Les papillons du souci volettent au dessus de nous, près de l'oeil frondeur de la girafe. La douceur de l'enfance resurgie. Sur ma main, une larme mélancolique s'écrase.
Je distingue l'autre rive. Celle de l'Antarctique, à travers le hublot de ce brise glace...Les bijoux, la photo, le recueillement , tout est là pour ce dernier voyage. Pour l'éternité, la banquise va figer cette vie. La conserver pendant des millénaires, des générations et ressurgir un jour, grâce à des explorateurs inconnus.

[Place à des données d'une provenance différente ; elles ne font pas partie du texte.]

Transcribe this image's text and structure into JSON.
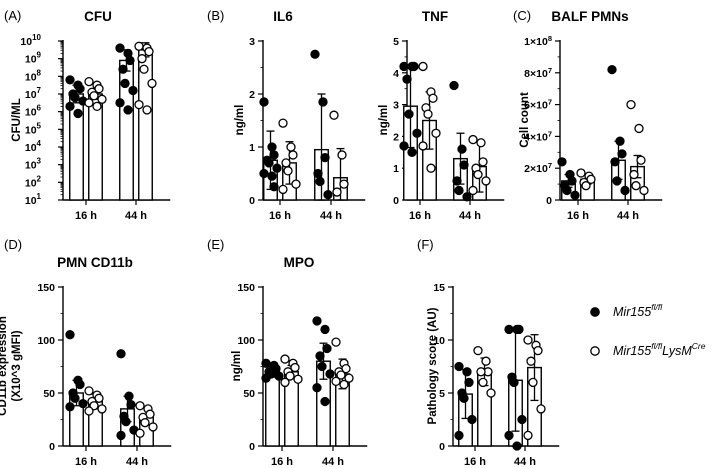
{
  "legend": {
    "items": [
      {
        "marker": "filled",
        "name": "Mir155",
        "sup": "fl/fl",
        "suffix": "",
        "suffix_sup": ""
      },
      {
        "marker": "open",
        "name": "Mir155",
        "sup": "fl/fl",
        "suffix": "LysM",
        "suffix_sup": "Cre"
      }
    ]
  },
  "chart_data": [
    {
      "panel": "(A)",
      "title": "CFU",
      "type": "bar",
      "scale": "log10",
      "ylabel": "CFU/ML",
      "ylim_exp": [
        1,
        10
      ],
      "ytick_labels": [
        {
          "base": "10",
          "exp": "1"
        },
        {
          "base": "10",
          "exp": "2"
        },
        {
          "base": "10",
          "exp": "3"
        },
        {
          "base": "10",
          "exp": "4"
        },
        {
          "base": "10",
          "exp": "5"
        },
        {
          "base": "10",
          "exp": "6"
        },
        {
          "base": "10",
          "exp": "7"
        },
        {
          "base": "10",
          "exp": "8"
        },
        {
          "base": "10",
          "exp": "9"
        },
        {
          "base": "10",
          "exp": "10"
        }
      ],
      "categories": [
        "16 h",
        "44 h"
      ],
      "series": [
        {
          "name": "Mir155 fl/fl",
          "marker": "filled",
          "mean": [
            7.0,
            8.9
          ],
          "err": [
            0.5,
            0.6
          ],
          "points": [
            [
              7.8,
              7.5,
              7.3,
              7.0,
              6.8,
              6.6,
              6.3,
              5.9
            ],
            [
              9.6,
              9.3,
              8.9,
              8.4,
              7.6,
              7.2,
              6.5,
              6.1
            ]
          ]
        },
        {
          "name": "Mir155 fl/fl LysM Cre",
          "marker": "open",
          "mean": [
            7.0,
            9.5
          ],
          "err": [
            0.3,
            0.4
          ],
          "points": [
            [
              7.7,
              7.5,
              7.3,
              7.1,
              6.9,
              6.7,
              6.5,
              6.3
            ],
            [
              9.7,
              9.6,
              9.4,
              9.0,
              8.4,
              7.6,
              6.4,
              6.1
            ]
          ]
        }
      ]
    },
    {
      "panel": "(B)",
      "title": "IL6",
      "type": "bar",
      "ylabel": "ng/ml",
      "ylim": [
        0,
        3
      ],
      "yticks": [
        0,
        1,
        2,
        3
      ],
      "ytick_labels": [
        "0",
        "1",
        "2",
        "3"
      ],
      "categories": [
        "16 h",
        "44 h"
      ],
      "series": [
        {
          "name": "Mir155 fl/fl",
          "marker": "filled",
          "mean": [
            0.75,
            0.95
          ],
          "err": [
            0.55,
            1.05
          ],
          "points": [
            [
              1.85,
              1.0,
              0.85,
              0.75,
              0.7,
              0.6,
              0.5,
              0.45,
              0.25
            ],
            [
              2.75,
              1.85,
              0.8,
              0.5,
              0.35,
              0.1
            ]
          ]
        },
        {
          "name": "Mir155 fl/fl LysM Cre",
          "marker": "open",
          "mean": [
            0.7,
            0.42
          ],
          "err": [
            0.4,
            0.55
          ],
          "points": [
            [
              1.45,
              1.0,
              0.85,
              0.7,
              0.55,
              0.3,
              0.2
            ],
            [
              1.6,
              0.85,
              0.3,
              0.15
            ]
          ]
        }
      ]
    },
    {
      "panel": "",
      "title": "TNF",
      "type": "bar",
      "ylabel": "ng/ml",
      "ylim": [
        0,
        5
      ],
      "yticks": [
        0,
        1,
        2,
        3,
        4,
        5
      ],
      "ytick_labels": [
        "0",
        "1",
        "2",
        "3",
        "4",
        "5"
      ],
      "categories": [
        "16 h",
        "44 h"
      ],
      "series": [
        {
          "name": "Mir155 fl/fl",
          "marker": "filled",
          "mean": [
            2.95,
            1.3
          ],
          "err": [
            1.3,
            0.8
          ],
          "points": [
            [
              4.2,
              4.2,
              4.2,
              3.8,
              2.7,
              2.1,
              1.7,
              1.5
            ],
            [
              3.6,
              1.6,
              1.1,
              0.6,
              0.3,
              0.1
            ]
          ]
        },
        {
          "name": "Mir155 fl/fl LysM Cre",
          "marker": "open",
          "mean": [
            2.5,
            1.05
          ],
          "err": [
            0.9,
            0.8
          ],
          "points": [
            [
              4.2,
              3.4,
              3.2,
              2.9,
              2.7,
              2.1,
              1.7,
              1.0
            ],
            [
              1.9,
              1.8,
              1.2,
              1.0,
              0.8,
              0.6,
              0.3
            ]
          ]
        }
      ]
    },
    {
      "panel": "(C)",
      "title": "BALF PMNs",
      "type": "bar",
      "ylabel": "Cell count",
      "ylim": [
        0,
        100000000
      ],
      "yticks": [
        0,
        20000000,
        40000000,
        60000000,
        80000000,
        100000000
      ],
      "ytick_labels": [
        {
          "base": "0",
          "exp": ""
        },
        {
          "base": "2×10",
          "exp": "7"
        },
        {
          "base": "4×10",
          "exp": "7"
        },
        {
          "base": "6×10",
          "exp": "7"
        },
        {
          "base": "8×10",
          "exp": "7"
        },
        {
          "base": "1×10",
          "exp": "8"
        }
      ],
      "categories": [
        "16 h",
        "44 h"
      ],
      "series": [
        {
          "name": "Mir155 fl/fl",
          "marker": "filled",
          "mean": [
            12000000,
            25000000
          ],
          "err": [
            4000000,
            12000000
          ],
          "points": [
            [
              24000000,
              16000000,
              12000000,
              9000000,
              6000000,
              3000000
            ],
            [
              82000000,
              37000000,
              29000000,
              24000000,
              12000000,
              6000000
            ]
          ]
        },
        {
          "name": "Mir155 fl/fl LysM Cre",
          "marker": "open",
          "mean": [
            13000000,
            21000000
          ],
          "err": [
            3000000,
            7000000
          ],
          "points": [
            [
              17000000,
              15000000,
              13000000,
              11000000,
              9000000
            ],
            [
              60000000,
              45000000,
              25000000,
              16000000,
              9000000,
              6000000
            ]
          ]
        }
      ]
    },
    {
      "panel": "(D)",
      "title": "PMN CD11b",
      "type": "bar",
      "ylabel": [
        "CD11b expression",
        "(X10^3 gMFI)"
      ],
      "ylim": [
        0,
        150
      ],
      "yticks": [
        0,
        50,
        100,
        150
      ],
      "ytick_labels": [
        "0",
        "50",
        "100",
        "150"
      ],
      "categories": [
        "16 h",
        "44 h"
      ],
      "series": [
        {
          "name": "Mir155 fl/fl",
          "marker": "filled",
          "mean": [
            50,
            35
          ],
          "err": [
            12,
            12
          ],
          "points": [
            [
              105,
              62,
              58,
              50,
              45,
              40,
              37
            ],
            [
              87,
              47,
              39,
              28,
              23,
              15,
              10
            ]
          ]
        },
        {
          "name": "Mir155 fl/fl LysM Cre",
          "marker": "open",
          "mean": [
            42,
            28
          ],
          "err": [
            7,
            8
          ],
          "points": [
            [
              52,
              48,
              45,
              42,
              38,
              35,
              33
            ],
            [
              38,
              35,
              30,
              27,
              22,
              18,
              12
            ]
          ]
        }
      ]
    },
    {
      "panel": "(E)",
      "title": "MPO",
      "type": "bar",
      "ylabel": "ng/ml",
      "ylim": [
        0,
        150
      ],
      "yticks": [
        0,
        50,
        100,
        150
      ],
      "ytick_labels": [
        "0",
        "50",
        "100",
        "150"
      ],
      "categories": [
        "16 h",
        "44 h"
      ],
      "series": [
        {
          "name": "Mir155 fl/fl",
          "marker": "filled",
          "mean": [
            70,
            80
          ],
          "err": [
            5,
            17
          ],
          "points": [
            [
              78,
              76,
              73,
              70,
              68,
              66,
              64
            ],
            [
              118,
              110,
              92,
              85,
              75,
              68,
              55,
              42
            ]
          ]
        },
        {
          "name": "Mir155 fl/fl LysM Cre",
          "marker": "open",
          "mean": [
            70,
            68
          ],
          "err": [
            6,
            14
          ],
          "points": [
            [
              82,
              78,
              74,
              70,
              66,
              63,
              60
            ],
            [
              98,
              78,
              73,
              70,
              67,
              64,
              61,
              58
            ]
          ]
        }
      ]
    },
    {
      "panel": "(F)",
      "title": "",
      "type": "bar",
      "ylabel": "Pathology score (AU)",
      "ylim": [
        0,
        15
      ],
      "yticks": [
        0,
        5,
        10,
        15
      ],
      "ytick_labels": [
        "0",
        "5",
        "10",
        "15"
      ],
      "categories": [
        "16 h",
        "44 h"
      ],
      "series": [
        {
          "name": "Mir155 fl/fl",
          "marker": "filled",
          "mean": [
            4.9,
            6.2
          ],
          "err": [
            2.3,
            4.8
          ],
          "points": [
            [
              7.5,
              7,
              6,
              5,
              4.5,
              2.5,
              1
            ],
            [
              11,
              11,
              11,
              6.5,
              6,
              2.5,
              1,
              0
            ]
          ]
        },
        {
          "name": "Mir155 fl/fl LysM Cre",
          "marker": "open",
          "mean": [
            7,
            7.4
          ],
          "err": [
            1.3,
            3.1
          ],
          "points": [
            [
              9,
              8,
              7,
              7,
              6,
              5
            ],
            [
              10,
              9.5,
              9,
              8,
              6,
              3.5,
              1
            ]
          ]
        }
      ]
    }
  ]
}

La mer et ses fragments de glace en ont raison de moi. Mon visage est ruiné de larmes, mon souffle est coupé. Ma glotte étouffe un sanglot. La traversée de Sophie est aussi la mienne. Je reverrai encore longtemps un mausolée comme celui ci...
Je refais un tour dans cet espace, puis un autre. Je reprends peu à peu vie, mais mon corps restera tatoué.
En sortant, je me retourne et me retrouve rassurée, car, devant ce tas de pierre, objet de chaos , magnifié également cette année par Mac Burney, mon regard porte au loin de mes pensées, et apaise mes souvenir.
Mon iris devient bleu, inondé par cette immensité arctique du grand monde.
Je retrouve la lumière extérieure, apaisée...et grandie entre mes deux amis, accompagnateurs respectueux.
Sylvie Lefrere.
Exposition "Rachel, Monique"de Sophie Calle. Eglise des Celestins au festival d'Avignon, du 8 au 28.07.12.